Lo miro preparar el falafel. Se pasa la manga de la remera y se seca la transpiración. Dentro del carro hace cuarenta grados como mínimo. La fritura suena como una música diurna y Bruce se mueve al compás de la sartén. Giro mi cara y veo las cabelleras de los árboles que se mueven con la brisa estólida del verano.

De dónde eres, pregunta.

Le explico y sigue con la preparación.

Pido dos sodas y me indica que están en la heladera de abajo. Las busco. El hielo se derrite, presuroso, mientras un carrito con dos ruedas pasa por la calle. Lo empuja un muchacho negro, desgarbado, alto. Tiene una remera roja y un pantalón de jean. El carrito lleva cartones y latas de gaseosas y cervezas. Es el cartonero secreto de Manhattan. ¿Dónde va el cartón de la isla?

Bruce cuenta que su padre le propuso estudiar y que él no aceptó.

Prefería trabajar. No sé, dice, creía que el mundo era mío. El mundo es de los voluntariosos. Yo soy un hombre de trabajo. Y aquí me ves. Muchas horas en este carro. De la mañana a la noche. Aquí me la paso sufriendo.

Vuelvo mi cara y me pierdo en las escaleras de incendios. Las torres pululan como tentáculos que tocan el cielo. Cientos de ventanas y cientos de vidas colgadas de los departamentos. Cientos de pasiones y de labores y de ansiedades. Esta ciudad es un laberinto de deseos, etnias, arte, helicópteros, río Hudson y desolación.

Yo hablo cinco idiomas, dice Bruce. Austríaco, español, inglés, francés y alemán.

Yo no le creo. Para probarme, le dice al nuevo cliente una frase en alemán. O en algo parecido. Y el señor lo mira alelado, curioso.

Espero mis platos y Bruce mueve despacio el cuchillo largo para cortar la carne.

Ves, acá solo dominan el inglés, dice, orgulloso, Bruce.

Al rato, luego de un silencio, me pregunta si soy de Colombia. Rápidamente se ha olvidado que soy de Argentina. Y después pienso que no, que no es el olvido sino el aluvión infinito de ciudadanos de todos los lugares del mundo que pasan por el carro. Para Bruce todos somos lo mismo. Y para Nueva York, Bruce es uno más.

Bruce suda mucho y en la frente y en las manos se cuela la humedad imbatible del verano. Él vive en su carro sólo por el dinero. Su carro es él y el calor y los billetes lo atrapan a toda hora. Me cuenta que sólo puede sobrevivir si trabaja dieciséis horas por día.

Si trabajo ocho no llego a fin de mes, dice, y la angustia se le sube a la garganta.
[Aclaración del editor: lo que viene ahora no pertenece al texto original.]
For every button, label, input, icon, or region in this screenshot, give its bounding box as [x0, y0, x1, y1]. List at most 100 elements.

Y el sudor se mezcla con la desilusión.

Esta ciudad es muy cara, agrega.

Los dólares corren por sus manos. El aceite y el oprobio envuelven su cara.
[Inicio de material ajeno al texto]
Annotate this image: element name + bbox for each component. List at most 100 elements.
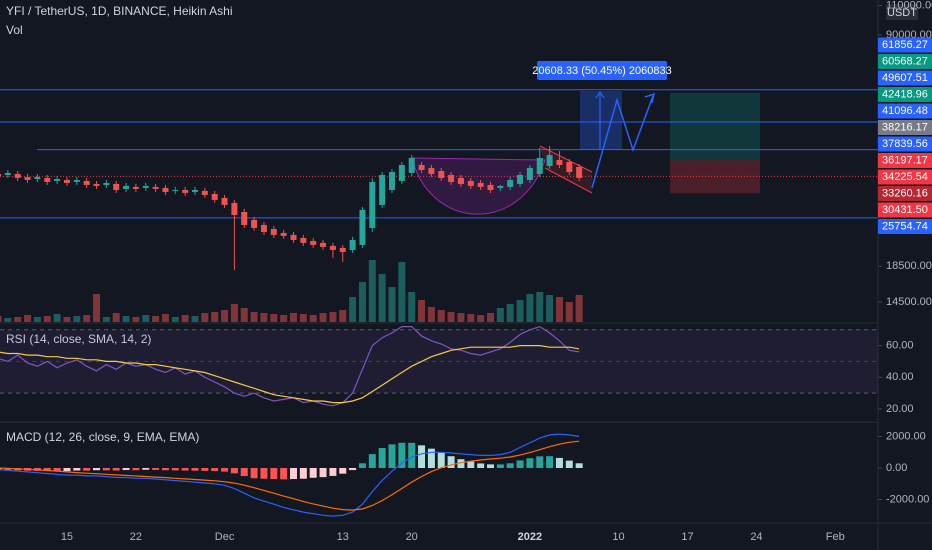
candle-body (320, 242, 327, 247)
currency[interactable]: USDT (887, 7, 917, 19)
measure-label-box (537, 61, 667, 80)
volume-bar (467, 314, 475, 322)
candle-body (103, 182, 110, 185)
candle-body (418, 164, 425, 171)
macd-histogram-bar (457, 459, 465, 469)
volume-bar (201, 313, 209, 322)
macd-line (0, 433, 580, 517)
arrow-head (644, 92, 656, 104)
volume-bar (63, 317, 71, 322)
volume-bar (457, 313, 465, 322)
price-badge (878, 54, 932, 69)
macd-histogram-bar (487, 464, 494, 469)
candle-body (517, 174, 524, 184)
candle-body (457, 177, 464, 184)
x-tick-label: 10 (612, 531, 624, 543)
volume-bar (102, 317, 110, 322)
price-badge (878, 70, 932, 86)
macd-histogram-bar (575, 463, 583, 469)
candle-body (231, 202, 238, 215)
candle-body (497, 185, 504, 188)
volume-bar (0, 316, 2, 322)
volume-bar (211, 312, 219, 322)
volume-bar (555, 297, 563, 322)
candle-body (221, 197, 228, 205)
macd-histogram-bar (408, 442, 416, 469)
position-risk (670, 160, 760, 194)
macd-histogram-bar (280, 468, 288, 480)
macd-histogram-bar (152, 468, 160, 470)
candle-body (34, 176, 41, 179)
candle-body (438, 170, 445, 178)
volume-bar (53, 314, 61, 322)
price-badge-label: 42418.96 (882, 88, 928, 100)
volume-bar (339, 310, 347, 322)
y-tick-label: 0.00 (886, 462, 907, 474)
macd-histogram-bar (63, 468, 71, 472)
volume-bar (152, 316, 160, 322)
candle-body (300, 237, 307, 243)
macd-histogram-bar (73, 468, 81, 471)
macd-histogram-bar (240, 468, 248, 477)
price-badge-label: 33260.16 (882, 187, 928, 199)
macd-histogram-bar (102, 468, 110, 471)
macd-histogram-bar (319, 468, 327, 478)
macd-histogram-bar (506, 463, 514, 469)
candle-body (182, 189, 189, 193)
volume-bar (575, 295, 583, 322)
y-tick-label: 60.00 (886, 339, 914, 351)
macd-histogram-bar (427, 448, 435, 469)
volume-bar (142, 315, 150, 322)
volume-bar (83, 315, 91, 322)
candle-body (142, 185, 149, 188)
x-tick-label: 22 (130, 531, 142, 543)
volume-bar (14, 317, 22, 322)
candle-body (201, 190, 208, 195)
price-badge (878, 186, 932, 201)
price-badge (878, 169, 932, 185)
price-badge-label: 61856.27 (882, 39, 928, 51)
y-tick-label: 110000.00 (886, 0, 932, 12)
candle-body (83, 180, 90, 185)
volume-bar (299, 314, 307, 322)
currency-box[interactable] (886, 4, 918, 20)
volume-bar (93, 294, 100, 322)
candle-body (369, 181, 376, 228)
candle-body (44, 177, 51, 182)
macd-histogram-bar (112, 468, 120, 471)
macd-histogram-bar (43, 468, 51, 472)
price-badge (878, 37, 932, 53)
price-badge-label: 34225.54 (882, 171, 928, 183)
channel-line (539, 145, 593, 173)
volume-bar (230, 304, 238, 322)
macd-histogram-bar (418, 445, 426, 469)
candle-body (14, 173, 21, 178)
macd-histogram-bar (447, 456, 455, 469)
volume-bar (132, 317, 140, 322)
volume-bar (309, 315, 317, 322)
macd-histogram-bar (211, 468, 219, 472)
volume-bar (358, 282, 366, 322)
x-tick-label: 13 (337, 531, 349, 543)
volume-bar (477, 315, 485, 322)
candle-body (162, 187, 169, 192)
macd-histogram-bar (171, 468, 179, 471)
price-badge (878, 87, 932, 102)
y-tick-label: 2000.00 (886, 430, 926, 442)
macd-histogram-bar (260, 468, 268, 479)
macd-histogram-bar (53, 468, 61, 472)
candle-body (398, 164, 405, 181)
price-badge-label: 25754.74 (882, 220, 928, 232)
candle-body (467, 180, 474, 186)
candle-body (310, 240, 317, 245)
channel-line (544, 167, 593, 194)
macd-line (0, 440, 580, 511)
symbol-title: YFI / TetherUS, 1D, BINANCE, Heikin Ashi (6, 4, 233, 18)
macd-histogram-bar (516, 460, 524, 469)
macd-histogram-bar (496, 464, 504, 469)
candle-body (0, 173, 1, 176)
candle-body (487, 184, 494, 190)
candle-body (339, 247, 346, 252)
volume-bar (33, 317, 41, 322)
¿Esta es la ciudad de las oportunidades?

Tengo dos hermanos. Ellos estudiaron. Farmacia y medicina. Y yo no. ¿Cómo sería mi vida con el estudio?

No tengo respuesta. Bruce sí la tiene. Pero no dice nada.
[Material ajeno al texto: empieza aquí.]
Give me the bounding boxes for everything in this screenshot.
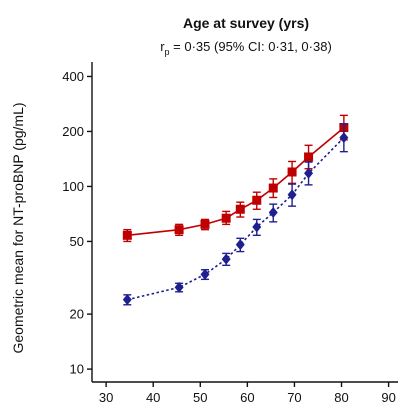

En medio del vacío, mueve su ojo desviado. Como si ese ojo escondiera un secreto, un atisbo de su vida posible en una ciudad que lo engulle entre subtes, taxis y avenidas.

Bruce estira su brazo y coloca los platos en una bolsa plástica con una sonrisa de cotillón. Es la sonrisa de la pobreza, pienso.

Aquí esta, dice con un acento extraño.

Muchas gracias, le digo.

Thank you, responde Bruce. Good Luck.

La suerte está echada para Bruce, pienso mientras los árboles de la plaza me acarician la cabeza.